Помолчав, Вера добавила:
— Ты не волнуйся, хорошо? Я тебя позову, когда он придет.
Ты меня успокаиваешь, без слов спросил Ямщик. Нет, это ты меня успокаиваешь?!
2
Зинаида Петровна
Скрип-скрип.
Буду ходить.
Скрип-скрип-скрип.
Не буду ходить.
Крик-крик-крик. Нет, ничего.
Тишина. Показалось.
Буду ходить, думал Ямщик. Вот, иду. А потом раз, и не буду ходить. Вот ведь радость, шило на мыло. Остаться здесь? Приспособился, знаю места. Скрип-скрип. Хрип-хрип. Это снег. Это сквер. Куда я иду? Или я просто иду, потому что могу?
Еще осенью он не прошел бы здесь, с тыла великанской музыкальной шкатулки — театра оперы и балеты. Зеркал тут не было и не предвиделось, бигбордов с отражающими плоскостями — тоже. Редкие окна технических помещений создавали кое-какую реальность, но их не хватило бы, если б не зима. Снег загадочным образом справлялся с материализацией городского дизайна, а может, усиливал количество (качество?!) рабочих отражений.
Дороги не было, дорога с ее асфальтом и машинами, несущимися в четыре ряда, лежала напротив театрального фасада. Аллеи остались по правую руку, в сквере. Ямщик брел по грунтовке, непроходимой в сезон дождей, пыльной и ухабистой в июльскую жару. Сейчас земля подмерзла, схватилась ледяной коркой, спряталась под утоптанный, грязно-белый покров. В обычном состоянии Ямщику и в голову не пришло бы забрести сюда, но день, проведенный с Верой, день поисков и разочарований, вышиб его из колеи.

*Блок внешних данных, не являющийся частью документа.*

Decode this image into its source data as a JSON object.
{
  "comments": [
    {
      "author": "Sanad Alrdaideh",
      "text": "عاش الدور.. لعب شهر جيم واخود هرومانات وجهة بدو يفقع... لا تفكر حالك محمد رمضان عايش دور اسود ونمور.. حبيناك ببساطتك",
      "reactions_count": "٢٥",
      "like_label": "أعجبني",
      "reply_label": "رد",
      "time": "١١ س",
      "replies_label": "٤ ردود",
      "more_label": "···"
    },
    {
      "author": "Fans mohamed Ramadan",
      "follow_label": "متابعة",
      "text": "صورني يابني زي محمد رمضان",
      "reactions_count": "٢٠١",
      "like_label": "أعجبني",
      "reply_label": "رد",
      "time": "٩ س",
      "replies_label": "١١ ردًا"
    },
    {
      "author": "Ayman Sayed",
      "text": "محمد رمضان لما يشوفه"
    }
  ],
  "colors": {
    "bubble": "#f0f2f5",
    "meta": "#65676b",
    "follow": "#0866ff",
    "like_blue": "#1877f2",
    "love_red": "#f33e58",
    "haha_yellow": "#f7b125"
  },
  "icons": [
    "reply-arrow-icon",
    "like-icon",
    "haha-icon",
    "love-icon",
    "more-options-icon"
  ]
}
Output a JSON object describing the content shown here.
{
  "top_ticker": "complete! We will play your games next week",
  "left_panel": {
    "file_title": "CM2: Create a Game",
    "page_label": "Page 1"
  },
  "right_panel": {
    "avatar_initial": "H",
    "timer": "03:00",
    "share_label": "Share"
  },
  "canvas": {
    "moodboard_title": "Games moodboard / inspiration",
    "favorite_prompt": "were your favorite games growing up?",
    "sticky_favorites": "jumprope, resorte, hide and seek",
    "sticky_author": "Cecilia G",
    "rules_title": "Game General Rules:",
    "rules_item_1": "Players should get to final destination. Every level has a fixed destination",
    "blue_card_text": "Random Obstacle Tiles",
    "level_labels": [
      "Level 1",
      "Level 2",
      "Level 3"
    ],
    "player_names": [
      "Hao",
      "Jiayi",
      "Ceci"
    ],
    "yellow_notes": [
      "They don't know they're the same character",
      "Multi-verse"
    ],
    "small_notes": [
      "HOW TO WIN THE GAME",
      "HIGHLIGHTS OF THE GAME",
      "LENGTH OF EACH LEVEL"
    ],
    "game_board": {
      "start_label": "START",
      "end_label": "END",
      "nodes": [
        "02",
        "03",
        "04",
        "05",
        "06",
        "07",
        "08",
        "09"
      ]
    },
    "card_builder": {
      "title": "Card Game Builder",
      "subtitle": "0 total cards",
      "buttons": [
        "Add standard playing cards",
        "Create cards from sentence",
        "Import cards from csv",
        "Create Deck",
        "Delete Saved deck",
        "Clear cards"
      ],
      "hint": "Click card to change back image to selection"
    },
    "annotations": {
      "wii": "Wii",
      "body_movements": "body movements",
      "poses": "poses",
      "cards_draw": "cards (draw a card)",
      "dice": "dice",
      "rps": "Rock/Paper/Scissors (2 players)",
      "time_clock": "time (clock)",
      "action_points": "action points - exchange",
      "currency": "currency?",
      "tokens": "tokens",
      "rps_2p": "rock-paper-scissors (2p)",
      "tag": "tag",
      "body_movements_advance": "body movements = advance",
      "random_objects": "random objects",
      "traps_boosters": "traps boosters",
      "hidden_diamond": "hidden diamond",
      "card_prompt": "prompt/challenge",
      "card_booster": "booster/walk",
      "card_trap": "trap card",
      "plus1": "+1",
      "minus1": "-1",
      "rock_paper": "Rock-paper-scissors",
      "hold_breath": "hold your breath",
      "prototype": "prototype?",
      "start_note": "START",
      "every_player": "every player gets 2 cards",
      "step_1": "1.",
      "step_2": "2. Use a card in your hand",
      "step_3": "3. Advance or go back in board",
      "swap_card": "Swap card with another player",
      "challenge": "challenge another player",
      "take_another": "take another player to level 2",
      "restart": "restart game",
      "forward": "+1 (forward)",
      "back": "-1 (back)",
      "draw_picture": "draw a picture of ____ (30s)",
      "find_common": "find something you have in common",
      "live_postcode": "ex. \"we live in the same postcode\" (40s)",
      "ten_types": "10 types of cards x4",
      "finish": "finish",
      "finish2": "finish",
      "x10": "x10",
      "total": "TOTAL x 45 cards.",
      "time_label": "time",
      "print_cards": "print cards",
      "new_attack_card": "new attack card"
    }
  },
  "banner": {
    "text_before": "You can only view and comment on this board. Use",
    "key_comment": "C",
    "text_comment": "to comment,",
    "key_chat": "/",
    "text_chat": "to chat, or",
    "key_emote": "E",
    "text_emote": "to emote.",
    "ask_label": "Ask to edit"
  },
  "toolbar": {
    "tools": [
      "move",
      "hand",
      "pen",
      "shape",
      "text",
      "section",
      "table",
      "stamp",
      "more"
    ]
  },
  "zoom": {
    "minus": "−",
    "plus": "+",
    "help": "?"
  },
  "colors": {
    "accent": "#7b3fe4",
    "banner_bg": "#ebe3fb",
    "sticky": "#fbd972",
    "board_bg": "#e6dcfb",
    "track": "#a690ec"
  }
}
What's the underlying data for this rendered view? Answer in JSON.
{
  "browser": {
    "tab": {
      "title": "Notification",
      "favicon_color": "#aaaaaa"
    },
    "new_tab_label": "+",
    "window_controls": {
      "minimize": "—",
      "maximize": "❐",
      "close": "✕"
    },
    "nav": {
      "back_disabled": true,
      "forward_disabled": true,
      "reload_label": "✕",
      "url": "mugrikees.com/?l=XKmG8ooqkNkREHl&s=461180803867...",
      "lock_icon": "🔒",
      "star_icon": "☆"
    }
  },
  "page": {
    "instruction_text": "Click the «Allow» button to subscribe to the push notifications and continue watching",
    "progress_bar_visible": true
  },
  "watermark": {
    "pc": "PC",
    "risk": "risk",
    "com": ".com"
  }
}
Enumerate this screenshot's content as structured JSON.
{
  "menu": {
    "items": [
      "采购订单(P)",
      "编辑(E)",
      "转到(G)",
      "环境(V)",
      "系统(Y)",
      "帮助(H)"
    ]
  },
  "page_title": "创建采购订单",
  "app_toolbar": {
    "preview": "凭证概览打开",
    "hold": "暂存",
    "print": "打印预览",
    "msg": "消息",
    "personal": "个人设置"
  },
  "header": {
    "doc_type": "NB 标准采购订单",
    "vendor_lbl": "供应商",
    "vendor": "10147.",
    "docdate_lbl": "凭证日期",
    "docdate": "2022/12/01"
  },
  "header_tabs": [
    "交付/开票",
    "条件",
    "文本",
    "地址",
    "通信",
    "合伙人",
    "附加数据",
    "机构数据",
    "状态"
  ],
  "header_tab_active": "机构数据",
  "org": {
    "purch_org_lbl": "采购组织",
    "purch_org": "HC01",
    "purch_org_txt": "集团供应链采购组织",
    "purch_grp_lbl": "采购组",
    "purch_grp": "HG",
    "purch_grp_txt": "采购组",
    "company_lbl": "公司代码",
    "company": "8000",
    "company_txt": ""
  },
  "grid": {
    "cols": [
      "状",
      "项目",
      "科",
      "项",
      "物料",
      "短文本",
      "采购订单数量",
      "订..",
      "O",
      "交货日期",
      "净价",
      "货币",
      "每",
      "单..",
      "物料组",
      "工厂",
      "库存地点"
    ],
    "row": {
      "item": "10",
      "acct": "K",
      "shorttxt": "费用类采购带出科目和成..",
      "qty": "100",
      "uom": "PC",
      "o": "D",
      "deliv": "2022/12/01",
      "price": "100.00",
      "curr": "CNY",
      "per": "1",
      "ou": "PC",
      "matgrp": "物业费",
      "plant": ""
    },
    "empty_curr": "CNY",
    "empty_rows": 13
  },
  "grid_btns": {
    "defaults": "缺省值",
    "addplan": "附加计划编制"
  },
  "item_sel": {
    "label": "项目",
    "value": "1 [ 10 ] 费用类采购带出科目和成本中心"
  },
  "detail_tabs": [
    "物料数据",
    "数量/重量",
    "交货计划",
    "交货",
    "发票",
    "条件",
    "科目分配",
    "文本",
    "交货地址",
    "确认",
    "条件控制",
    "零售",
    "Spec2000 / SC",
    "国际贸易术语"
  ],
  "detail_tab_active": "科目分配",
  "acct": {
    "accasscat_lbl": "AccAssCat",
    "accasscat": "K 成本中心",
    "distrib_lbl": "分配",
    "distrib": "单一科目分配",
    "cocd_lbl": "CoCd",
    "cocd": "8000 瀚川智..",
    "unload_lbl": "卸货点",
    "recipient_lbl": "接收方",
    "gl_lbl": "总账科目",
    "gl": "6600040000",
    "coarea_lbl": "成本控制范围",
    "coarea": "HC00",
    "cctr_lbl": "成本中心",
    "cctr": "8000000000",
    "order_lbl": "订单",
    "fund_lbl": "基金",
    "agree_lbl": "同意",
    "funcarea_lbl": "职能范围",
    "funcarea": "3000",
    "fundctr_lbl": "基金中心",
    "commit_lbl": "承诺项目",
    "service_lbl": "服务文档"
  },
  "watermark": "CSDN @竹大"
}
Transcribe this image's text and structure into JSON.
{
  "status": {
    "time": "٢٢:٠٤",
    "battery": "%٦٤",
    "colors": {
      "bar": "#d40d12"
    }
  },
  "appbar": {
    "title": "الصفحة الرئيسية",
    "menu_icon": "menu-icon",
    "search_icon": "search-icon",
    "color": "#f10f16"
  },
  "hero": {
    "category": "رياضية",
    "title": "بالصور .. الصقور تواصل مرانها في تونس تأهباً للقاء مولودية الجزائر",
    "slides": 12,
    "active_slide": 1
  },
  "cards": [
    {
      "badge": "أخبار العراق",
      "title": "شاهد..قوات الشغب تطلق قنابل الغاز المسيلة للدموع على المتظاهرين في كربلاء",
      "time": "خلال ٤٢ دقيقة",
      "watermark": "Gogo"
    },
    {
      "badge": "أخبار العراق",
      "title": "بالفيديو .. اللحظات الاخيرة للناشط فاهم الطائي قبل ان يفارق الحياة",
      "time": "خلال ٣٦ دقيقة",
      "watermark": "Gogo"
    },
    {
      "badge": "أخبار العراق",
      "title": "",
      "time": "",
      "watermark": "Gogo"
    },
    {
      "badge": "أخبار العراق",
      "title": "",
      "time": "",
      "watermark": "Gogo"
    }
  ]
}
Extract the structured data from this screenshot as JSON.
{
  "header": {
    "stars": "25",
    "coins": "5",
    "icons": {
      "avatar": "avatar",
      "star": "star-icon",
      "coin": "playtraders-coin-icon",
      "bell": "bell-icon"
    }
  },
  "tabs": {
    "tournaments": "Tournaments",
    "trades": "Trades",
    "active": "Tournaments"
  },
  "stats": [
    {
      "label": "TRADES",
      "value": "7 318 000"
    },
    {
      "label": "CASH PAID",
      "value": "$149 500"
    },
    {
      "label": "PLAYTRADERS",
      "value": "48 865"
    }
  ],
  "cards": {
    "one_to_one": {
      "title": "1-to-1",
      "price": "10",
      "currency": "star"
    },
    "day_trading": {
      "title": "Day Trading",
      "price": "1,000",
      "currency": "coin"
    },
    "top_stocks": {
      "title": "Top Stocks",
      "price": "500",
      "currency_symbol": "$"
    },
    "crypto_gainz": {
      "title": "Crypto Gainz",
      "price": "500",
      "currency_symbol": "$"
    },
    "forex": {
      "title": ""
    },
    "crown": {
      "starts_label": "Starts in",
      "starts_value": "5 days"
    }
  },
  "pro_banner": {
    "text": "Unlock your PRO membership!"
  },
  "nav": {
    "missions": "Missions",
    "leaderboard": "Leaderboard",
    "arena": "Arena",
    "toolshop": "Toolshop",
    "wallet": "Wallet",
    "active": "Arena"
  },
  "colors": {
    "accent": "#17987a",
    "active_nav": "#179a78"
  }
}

За спиной вздыхала Зинка. Вечно она вздыхала на ходу, словно искала заветную дверь, выводящую из тюрьмы ее бессмысленного существования, и уже отчаялась в своих поисках. Арлекин удрал вперед, занят поиском другой двери — в лето. Может, и мне какую-нибудь дверь поискать, подумал Ямщик. А еще лучше, закрыть все двери и угомониться. Чем мне тут плохо? Привык, приспособился. Жизнь налаживается… Он вспомнил героя анекдота, уже вставшего на табурет и надевшего петлю на шею, но заприметившего окурок на полу и недопитую бутылку пива в углу, и с кислым восторгом повторил:
— Жизнь-то определенно налаживается!
Есть жилье: тренерская с залом. Если что, можно к Вере переехать. У них в квартире кругом зеркала, опять же Верунчик с ее карманным зеркальцем сильно способствует натурализации. Есть семья: Зинка, кот, Вера. Вопросы? Ничего, ответим, от нас не убудет. Ребенок подрастет, вопросов станет меньше, а там и вовсе сойдут на нет. Ну, коляска. Инвалидная коляска. Так я ведь ходячий? Она снаружи поездит, я внутри похожу. Жизни Верке отмерено щедрой рукой, если, конечно, извиняюсь за каламбур, руки на себя не наложит. Впрочем, если и наложит, так в старости. Сколько ей было на званом приеме: семьдесят? Больше? Интересно, я здесь тоже еще шесть десятков лет протяну? Контакт, есть контакт, отражение с оригиналом — сестры навек. Вот, будет возможность проверить. Ямы огибаем, в гиблые топи не суемся, кати-городцев расстреливаем, пиявок и гнуса избегаем — короче, все шансы стать долгожителем. На могиле двойника спляшу! А что пиво невкусное, так это мы перебьемся…
Скрип-скрип.
Буду ходить.
Скрип-скрип-скрип.
Не буду ходить.
Крик-крик-крик. Нет, ничего.
Нет, чего.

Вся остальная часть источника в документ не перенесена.